Will decision making improve if we understand the bias in the decision making unit?

As a human I know we all have biases, and we all have different biases. We expose certain biases based on context, time, and people. We know that bias forms because of experience, and we are sure that social context reinforces perceived inconstancy.  Bias is like a mirror and can show our good and bad sides.

As a director, you have to have experience before taking on the role, even as a founder director. This thought-piece asks if we know where our business biases start from and what direction of travel they create. Business bias is the bias you have right now that affects your choice, judgment and decision making. Business bais is something that our data cannot tell us. Data can tell me if your incentive removes choice or aligns with an outcome. 

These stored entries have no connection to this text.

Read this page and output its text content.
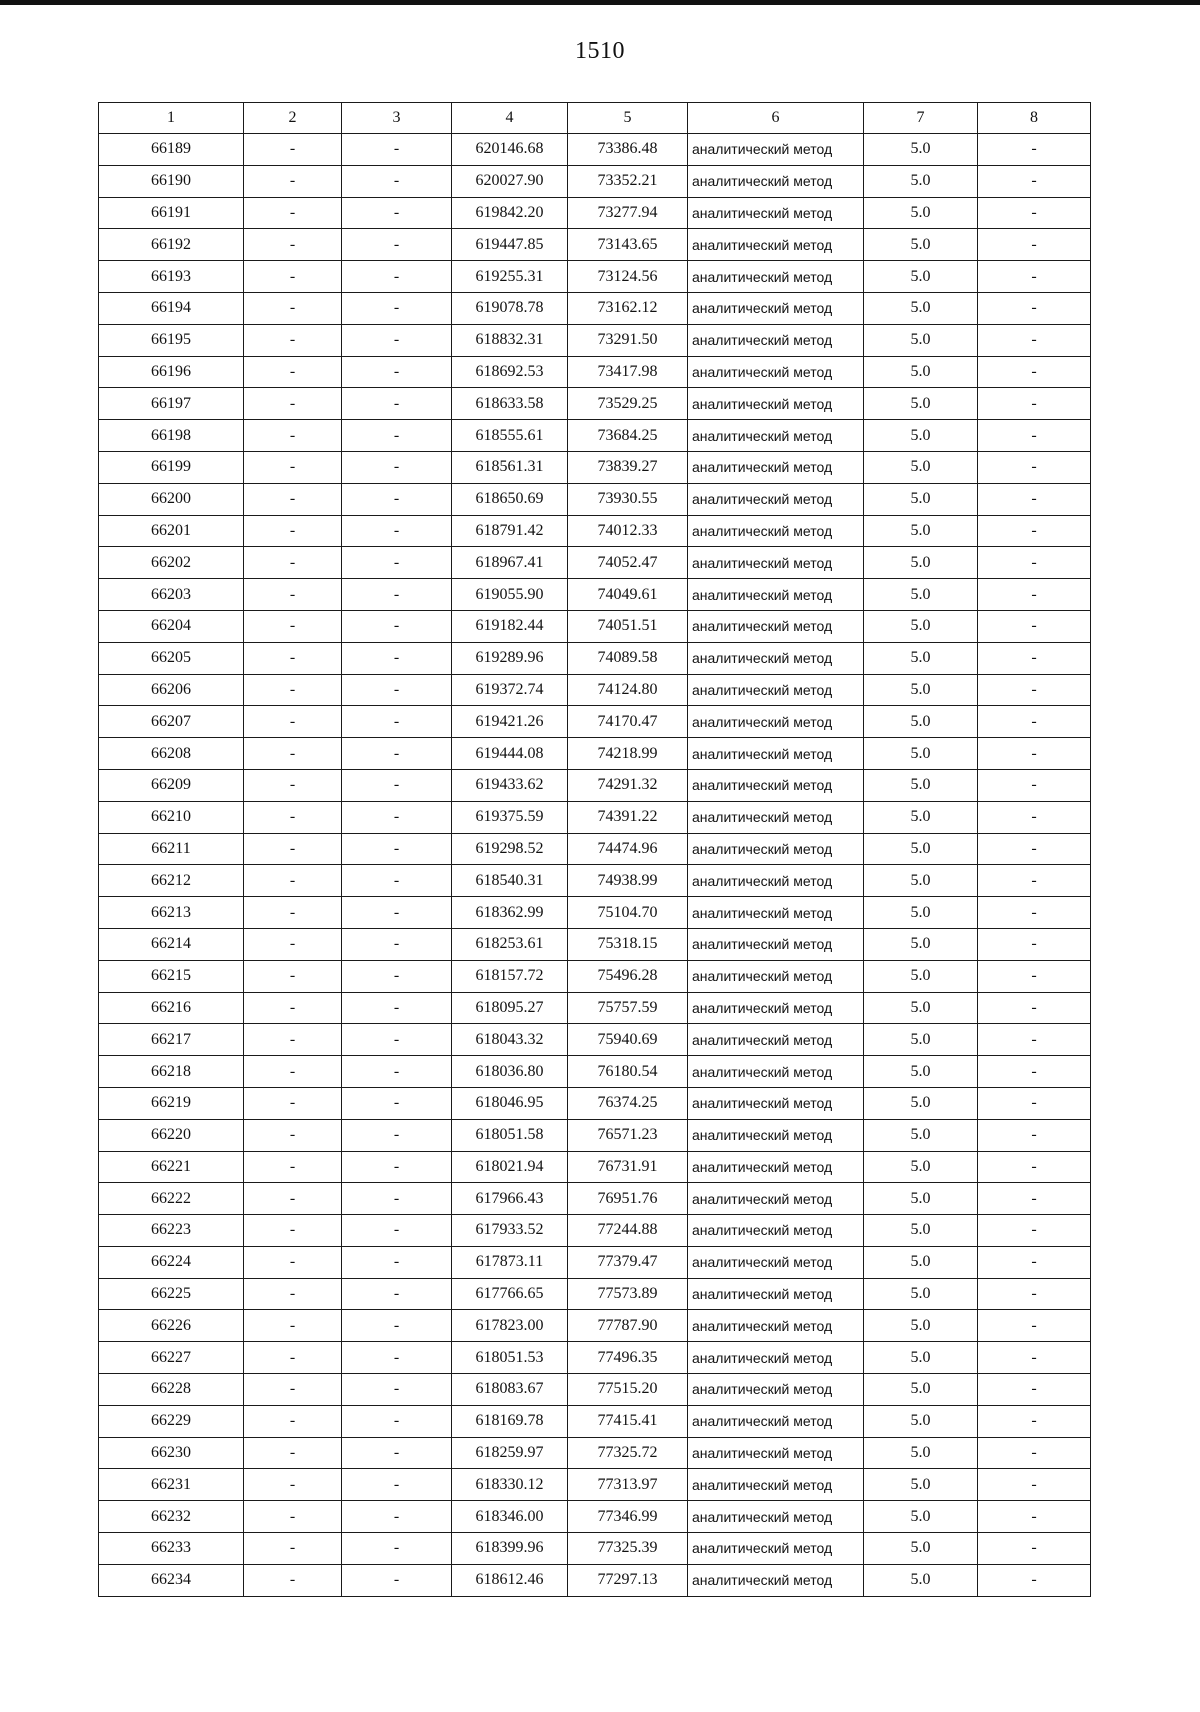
1510
1	2	3	4	5	6	7	8
66189	-	-	620146.68	73386.48	аналитический метод	5.0	-
66190	-	-	620027.90	73352.21	аналитический метод	5.0	-
66191	-	-	619842.20	73277.94	аналитический метод	5.0	-
66192	-	-	619447.85	73143.65	аналитический метод	5.0	-
66193	-	-	619255.31	73124.56	аналитический метод	5.0	-
66194	-	-	619078.78	73162.12	аналитический метод	5.0	-
66195	-	-	618832.31	73291.50	аналитический метод	5.0	-
66196	-	-	618692.53	73417.98	аналитический метод	5.0	-
66197	-	-	618633.58	73529.25	аналитический метод	5.0	-
66198	-	-	618555.61	73684.25	аналитический метод	5.0	-
66199	-	-	618561.31	73839.27	аналитический метод	5.0	-
66200	-	-	618650.69	73930.55	аналитический метод	5.0	-
66201	-	-	618791.42	74012.33	аналитический метод	5.0	-
66202	-	-	618967.41	74052.47	аналитический метод	5.0	-
66203	-	-	619055.90	74049.61	аналитический метод	5.0	-
66204	-	-	619182.44	74051.51	аналитический метод	5.0	-
66205	-	-	619289.96	74089.58	аналитический метод	5.0	-
66206	-	-	619372.74	74124.80	аналитический метод	5.0	-
66207	-	-	619421.26	74170.47	аналитический метод	5.0	-
66208	-	-	619444.08	74218.99	аналитический метод	5.0	-
66209	-	-	619433.62	74291.32	аналитический метод	5.0	-
66210	-	-	619375.59	74391.22	аналитический метод	5.0	-
66211	-	-	619298.52	74474.96	аналитический метод	5.0	-
66212	-	-	618540.31	74938.99	аналитический метод	5.0	-
66213	-	-	618362.99	75104.70	аналитический метод	5.0	-
66214	-	-	618253.61	75318.15	аналитический метод	5.0	-
66215	-	-	618157.72	75496.28	аналитический метод	5.0	-
66216	-	-	618095.27	75757.59	аналитический метод	5.0	-
66217	-	-	618043.32	75940.69	аналитический метод	5.0	-
66218	-	-	618036.80	76180.54	аналитический метод	5.0	-
66219	-	-	618046.95	76374.25	аналитический метод	5.0	-
66220	-	-	618051.58	76571.23	аналитический метод	5.0	-
66221	-	-	618021.94	76731.91	аналитический метод	5.0	-
66222	-	-	617966.43	76951.76	аналитический метод	5.0	-
66223	-	-	617933.52	77244.88	аналитический метод	5.0	-
66224	-	-	617873.11	77379.47	аналитический метод	5.0	-
66225	-	-	617766.65	77573.89	аналитический метод	5.0	-
66226	-	-	617823.00	77787.90	аналитический метод	5.0	-
66227	-	-	618051.53	77496.35	аналитический метод	5.0	-
66228	-	-	618083.67	77515.20	аналитический метод	5.0	-
66229	-	-	618169.78	77415.41	аналитический метод	5.0	-
66230	-	-	618259.97	77325.72	аналитический метод	5.0	-
66231	-	-	618330.12	77313.97	аналитический метод	5.0	-
66232	-	-	618346.00	77346.99	аналитический метод	5.0	-
66233	-	-	618399.96	77325.39	аналитический метод	5.0	-
66234	-	-	618612.46	77297.13	аналитический метод	5.0	-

At the most superficial level, we know that the expectations of board members drive decisions.  The decisions we take link to incentives, rewards and motivations and our shared values

If we unpack this simple model, we can follow (the blue arrows in the diagram below) that says your expectation builds shared values that focus/highlight the rewards and motivations (as a group) we want. These, in turn, drives new expectations.

However, equally, we could follow (the orange arrows) and observe that expectations search and align with rewards and motivations we are given; this exposes our shared values that create new expectations for us. 

Whilst Individual bias is complex; board or group bias adds an element of continuous dynamic change. We have observed and been taught this based on the “forming storming norming performing” model of group development first proposed by Bruce Tuckman in 1965, who said that these phases are all necessary and inevitable for a team to grow face up to challenges, tackle problems, find solutions, plan work, and deliver results.

The observation here is that whilst we might all follow the Tuckman ideals of “time”; in terms of the process to get to perfroming, of which there is lots of data to support, his model ignores the process of self-discovery we pass through during each phase, assuming that we align during the storming (conflicts and tensions) phase but ignore that we fundamentally have different approaches.  Do you follow the blue of orange route and from where did you start.

This is non-more evident than when you get a “board with mixed experience”, in this case, the diversity of experience is a founder, family business and promoted leader. The reason is that if you add their starting positions to the map, we tend to find they start from different biased positions and may be travelling in different directions.  Thank you to Claudia Heimer for stimulating this thought.  The storming phase may align the majority round the team but will not change the underlying ideals and biases in the individuals, which means we don’t explose the paradoxes in decision making. 

What does this all mean? As a CDO, we are tasked with finding data to support decisions? Often leadership will not follow the data, and we are left with questions. Equally, some leaders blindly follow the data without questioning it. Maybe it is time to collect smaller data at the board to uncover how we work and expose a bias in our decision making.